Poésies et Œuvres morales (Leopardi)/Poésies/IV
IV
POUR LES NOCES DE MA SŒUR PAULINE.
Puisque tu quittes le silence du nid paternel, les fantômes heureux et l’antique erreur, ce don céleste qui embellit à tes yeux ce rivage solitaire, puisque le destin t’entraîne dans la poussière et le bruit de la vie, apprends à connaître la vie d’opprobre que le ciel dur nous a prescrite, ô ma sœur ! Tu vas accroître la malheureuse famille de la malheureuse Italie. Fais pour tes enfants provision d’exemples courageux. La destinée humaine a interdit à l’humaine vertu de respirer un air doux, et une poitrine trop frêle ne peut renfermer une âme pure.
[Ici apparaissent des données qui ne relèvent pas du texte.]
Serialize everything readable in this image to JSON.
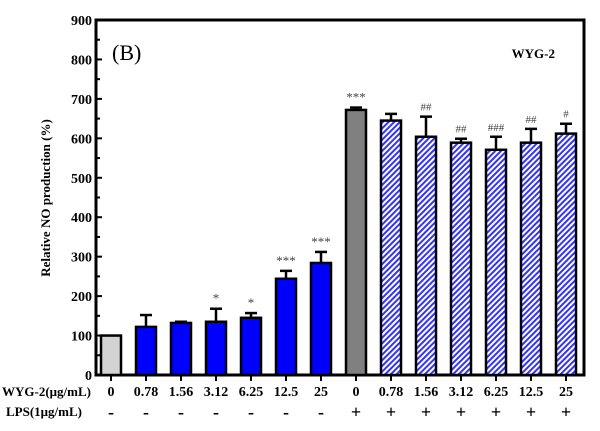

Ou malheureux ou lâches seront tes fils. Choisis-les malheureux. Entre la fortune et le courage les mœurs corrompues ont placé un immense abîme. Ah ! c’est trop tard, c’est dans le soir des choses humaines que celui qui naît acquiert le mouvement et le sentiment. C’est l’affaire du ciel : toi, fixe en ton âme cette pensée dominante que tes fils ne doivent devenir ni les amis de la fortune ni les jouets de la crainte vile ou de l’espérance. C’est ainsi que vous serez réputés heureux dans l’âge futur, puisque (sacrilège coutume d’une race lâche et hypocrite) nous méprisons la vertu vivante et nous la louons morte.
Femmes, la patrie n’attend pas peu de vous, et ce n’est pas pour la perte et la honte de la race humaine qu’il fut donné aux doux rayons de vos regards de dompter le fer et le feu. C’est à votre gré que l’homme sage et fort travaille et pense, et tout ce que le jour enveloppe du circuit de son char divin s’incline devant vous. C’est à vous que je demande compte de notre époque. La sainte flamme de la jeunesse s’éteint-elle donc par votre main ? Est-ce par vous que notre nature s’est affaiblie et brisée ? Et si les esprits s’endorment, si les volontés se dégradent, si la valeur native a perdu ses nerfs et sa chair, est-ce par votre faute ?
L’amour, si on sait l’estimer, est un aiguillon d’héroïsme et la beauté est l’école des profondes passions. Vide d’amour est l’âme de celui dont le cœur ne sent pas d’allégresse quand les vents descendent en lutte, quand l’Olympe assemble les nuages et que la tempête rugissante heurte les montagnes. Ô épouses, ô vierges, qu’il vous inspire de la haine et du mépris celui qui fuit le danger, qui, indigne de la patrie, a placé en bas lieu ses désirs et ses vulgaires passions, si toutefois dans votre cœur de femme vous brûliez d’amour pour des hommes et non pour des petites filles.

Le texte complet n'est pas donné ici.